Arquivado em: Sem categoria — Norma Spagnuolo @ 11:06 am

Do Desejo – VII
Autora: Hilda Hilst*

Lembra-te que há um querer doloroso
e de fastio a que chamam de amor.
E outro de tulipas e de espelhos,
licencioso, indigno, a que chamam de desejo.
Não caminhar um descaminho, um arrastar-se
em direção aos ventos, aos açoites
E um extraordinário turbilhão.
Por que me queres sempre nos espelhos,
naquele descaminhar, no pó dos impossíveis,
se só me quero viva nas tuas veias?

Hilda de Almeida Prado Hilst – Em 1948, entrou para a Faculdade de Direito da Universidade de São Paulo (Largo São Francisco), formando-se em 1952.
Foi na universidade que conheceu sua melhor amiga, a  escritora, Lygia Fagundes Telles.

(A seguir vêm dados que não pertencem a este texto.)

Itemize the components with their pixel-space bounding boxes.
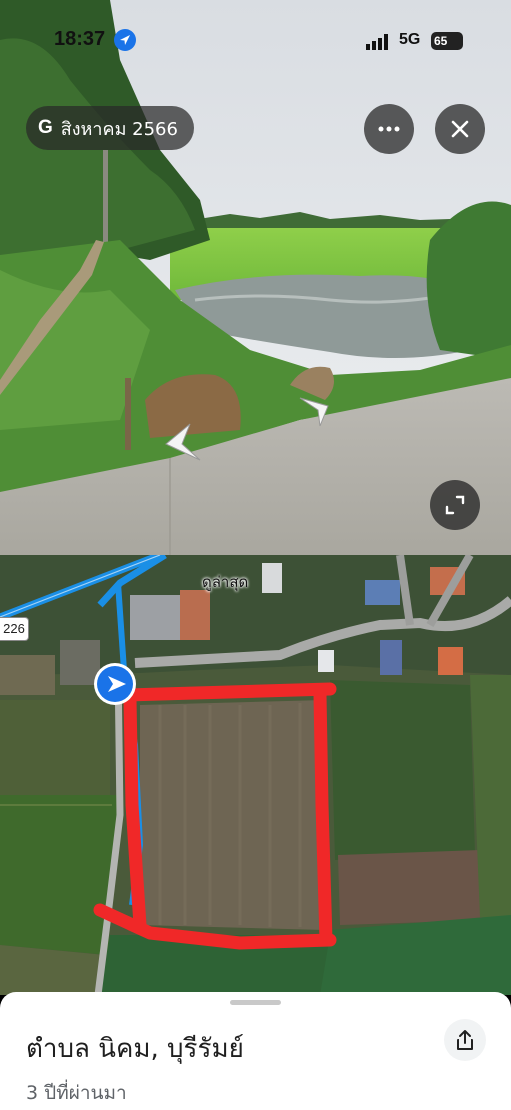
- capture-date: สิงหาคม 2566: [60, 118, 178, 140]
- map-imagery: [0, 555, 511, 995]
- chevron-right-icon[interactable]: [298, 394, 334, 428]
- share-button[interactable]: [444, 1019, 486, 1061]
- capture-date-pill[interactable]: G สิงหาคม 2566: [26, 106, 194, 150]
- more-button[interactable]: [364, 104, 414, 154]
- place-bottom-sheet[interactable]: ตำบล นิคม, บุรีรัมย์ 3 ปีที่ผ่านมา: [0, 992, 511, 1110]
- satellite-map[interactable]: ดูล่าสุด 226: [0, 555, 511, 995]
- map-place-label[interactable]: ดูล่าสุด: [202, 570, 248, 594]
- expand-icon: [445, 495, 465, 515]
- battery-indicator: 65: [431, 32, 463, 50]
- street-view-scene: [0, 0, 511, 555]
- sheet-grabber[interactable]: [230, 1000, 281, 1005]
- expand-button[interactable]: [430, 480, 480, 530]
- place-subtitle: 3 ปีที่ผ่านมา: [26, 1082, 127, 1104]
- close-button[interactable]: [435, 104, 485, 154]
- close-icon: [451, 120, 469, 138]
- chevron-left-icon[interactable]: [160, 420, 204, 464]
- place-title: ตำบล นิคม, บุรีรัมย์: [26, 1034, 244, 1064]
- road-number-badge: 226: [0, 617, 29, 641]
- signal-icon: [366, 34, 388, 50]
- status-bar: 18:37 5G 65: [0, 26, 511, 60]
- share-icon: [457, 1030, 473, 1050]
- status-time: 18:37: [54, 28, 106, 50]
- navigation-arrow-icon[interactable]: [92, 661, 138, 707]
- google-logo: G: [38, 117, 53, 138]
- more-icon: [378, 126, 400, 132]
- street-view-panorama[interactable]: 18:37 5G 65 G สิงหาคม 2566: [0, 0, 511, 555]
- network-type: 5G: [399, 31, 421, 48]
- location-arrow-icon: [114, 29, 136, 51]
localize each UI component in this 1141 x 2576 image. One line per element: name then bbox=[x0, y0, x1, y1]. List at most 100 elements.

Em 1966, mudou-se para a Casa do Sol, uma chácara próxima a Campinas, onde hospedou diversos escritores e artistas por vários anos. Ali dedicou todo seu tempo à criação literária.

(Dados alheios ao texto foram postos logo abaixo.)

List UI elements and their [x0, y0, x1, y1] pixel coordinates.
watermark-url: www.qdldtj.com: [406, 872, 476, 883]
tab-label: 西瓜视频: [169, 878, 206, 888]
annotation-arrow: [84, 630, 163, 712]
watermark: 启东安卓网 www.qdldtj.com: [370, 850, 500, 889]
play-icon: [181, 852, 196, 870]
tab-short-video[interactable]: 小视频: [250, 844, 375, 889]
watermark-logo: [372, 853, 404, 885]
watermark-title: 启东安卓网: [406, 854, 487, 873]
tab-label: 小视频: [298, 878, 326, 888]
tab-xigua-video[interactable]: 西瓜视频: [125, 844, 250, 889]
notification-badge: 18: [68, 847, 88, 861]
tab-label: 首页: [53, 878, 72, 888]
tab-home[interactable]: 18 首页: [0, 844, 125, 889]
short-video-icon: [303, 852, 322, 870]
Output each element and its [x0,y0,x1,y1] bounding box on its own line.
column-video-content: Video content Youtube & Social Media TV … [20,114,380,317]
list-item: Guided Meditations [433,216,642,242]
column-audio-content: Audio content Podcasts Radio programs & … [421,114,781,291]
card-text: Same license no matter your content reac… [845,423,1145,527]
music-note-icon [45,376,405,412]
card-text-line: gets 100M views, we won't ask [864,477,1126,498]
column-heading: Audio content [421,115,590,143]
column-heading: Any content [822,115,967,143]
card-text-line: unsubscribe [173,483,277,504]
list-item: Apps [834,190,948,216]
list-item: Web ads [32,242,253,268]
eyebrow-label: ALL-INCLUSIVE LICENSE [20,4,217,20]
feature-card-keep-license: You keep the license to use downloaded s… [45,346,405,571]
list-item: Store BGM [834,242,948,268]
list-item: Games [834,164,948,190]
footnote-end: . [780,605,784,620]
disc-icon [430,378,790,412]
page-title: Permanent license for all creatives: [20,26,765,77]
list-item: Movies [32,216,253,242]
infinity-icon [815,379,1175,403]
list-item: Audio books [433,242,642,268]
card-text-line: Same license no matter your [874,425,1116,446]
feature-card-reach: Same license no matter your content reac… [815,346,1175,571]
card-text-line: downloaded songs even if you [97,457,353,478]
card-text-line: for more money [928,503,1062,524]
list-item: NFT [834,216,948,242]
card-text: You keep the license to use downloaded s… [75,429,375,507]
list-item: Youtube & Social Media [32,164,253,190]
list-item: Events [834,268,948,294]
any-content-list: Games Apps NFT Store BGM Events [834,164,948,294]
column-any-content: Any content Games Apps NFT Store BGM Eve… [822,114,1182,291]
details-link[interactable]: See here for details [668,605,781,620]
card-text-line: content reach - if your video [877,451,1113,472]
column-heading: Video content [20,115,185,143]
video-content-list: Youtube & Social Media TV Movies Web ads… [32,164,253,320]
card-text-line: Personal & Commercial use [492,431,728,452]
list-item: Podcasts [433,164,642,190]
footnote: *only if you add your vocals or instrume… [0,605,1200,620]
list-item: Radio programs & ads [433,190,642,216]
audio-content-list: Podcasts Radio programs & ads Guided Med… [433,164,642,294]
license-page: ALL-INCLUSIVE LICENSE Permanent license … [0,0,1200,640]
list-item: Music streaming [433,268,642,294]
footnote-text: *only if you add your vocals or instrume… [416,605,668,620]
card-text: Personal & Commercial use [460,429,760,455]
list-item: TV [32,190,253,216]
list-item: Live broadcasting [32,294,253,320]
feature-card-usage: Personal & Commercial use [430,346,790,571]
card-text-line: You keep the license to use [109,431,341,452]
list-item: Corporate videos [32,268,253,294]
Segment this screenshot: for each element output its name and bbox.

É reconhecida, quase pela unanimidade da crítica brasileira, como uma das nossas principais autoras, sendo consideradas uma das mais importantes vozes da Língua Portuguesa do século XX. Segundo o crítico Anatol Rosenfeld, “Hilda pertence ao raro grupo de artistas que conseguiu qualidade excepcional em todos os gêneros literários que se propôs – poesia, teatro e ficção”.
Distinguida por vários de nossos mais significativos prêmios literários, presente em numerosas antologias de poesia e ficção, tanto nacionais como estrangeiras, há muito seu nome está incluído nos dicionários de autores brasileiros contemporâneos.

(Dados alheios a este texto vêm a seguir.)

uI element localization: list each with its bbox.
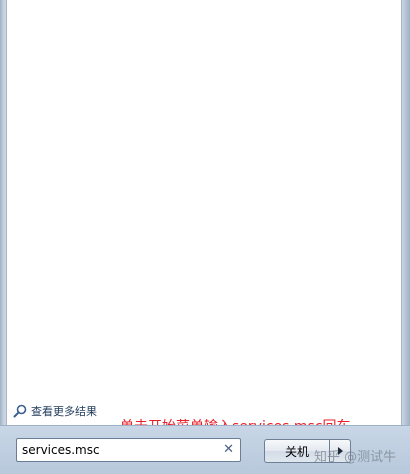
see-more-results-link[interactable]: 查看更多结果 [13, 403, 97, 419]
search-input[interactable] [17, 439, 214, 461]
programs-pane [6, 0, 402, 425]
watermark: 知乎 @测试牛 [314, 450, 397, 465]
clear-search-icon[interactable]: ✕ [223, 442, 234, 458]
start-menu: 查看更多结果 单击开始菜单输入services.msc回车 ✕ 关机 知乎 @测… [0, 0, 410, 474]
search-box[interactable]: ✕ [16, 438, 241, 462]
search-icon [13, 404, 27, 418]
see-more-results-label: 查看更多结果 [31, 405, 97, 418]
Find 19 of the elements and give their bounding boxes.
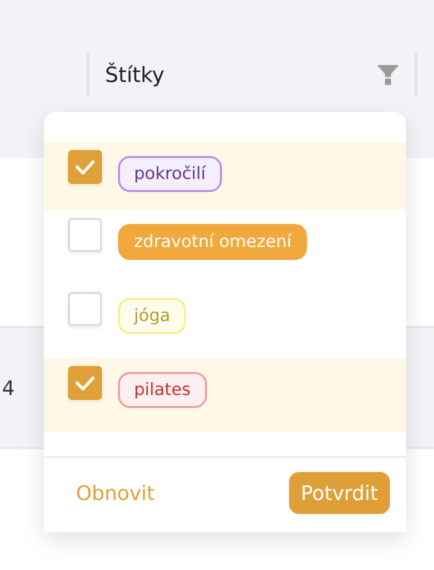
tag: zdravotní omezení	[118, 224, 308, 260]
confirm-button[interactable]: Potvrdit	[288, 472, 390, 514]
check-icon	[75, 375, 95, 391]
checkbox[interactable]	[68, 150, 102, 184]
tag: pokročilí	[118, 156, 222, 192]
tag: pilates	[118, 372, 207, 408]
filter-option[interactable]: jóga	[44, 284, 406, 358]
filter-option[interactable]: pilates	[44, 358, 406, 432]
check-icon	[75, 159, 95, 175]
checkbox[interactable]	[68, 292, 102, 326]
filter-icon[interactable]	[377, 65, 399, 85]
table-cell: 4	[2, 376, 15, 400]
reset-button[interactable]: Obnovit	[76, 481, 155, 505]
checkbox[interactable]	[68, 218, 102, 252]
checkbox[interactable]	[68, 366, 102, 400]
tag: jóga	[118, 298, 186, 334]
filter-option[interactable]: pokročilí	[44, 142, 406, 210]
column-header: Štítky	[105, 63, 164, 87]
filter-option[interactable]: zdravotní omezení	[44, 210, 406, 284]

De temperamento transgressor, prezando a liberdade, dona de uma rara beleza e coragem, culta e poeta, Hilda teve uma personalidade marcante e sedutora que ia de encontro aos costumes tradicionais vigentes nos anos 50, criando-se um folclore ao seu redor que, segundo alguns críticos, até chegou a ofuscar a importância de sua obra. 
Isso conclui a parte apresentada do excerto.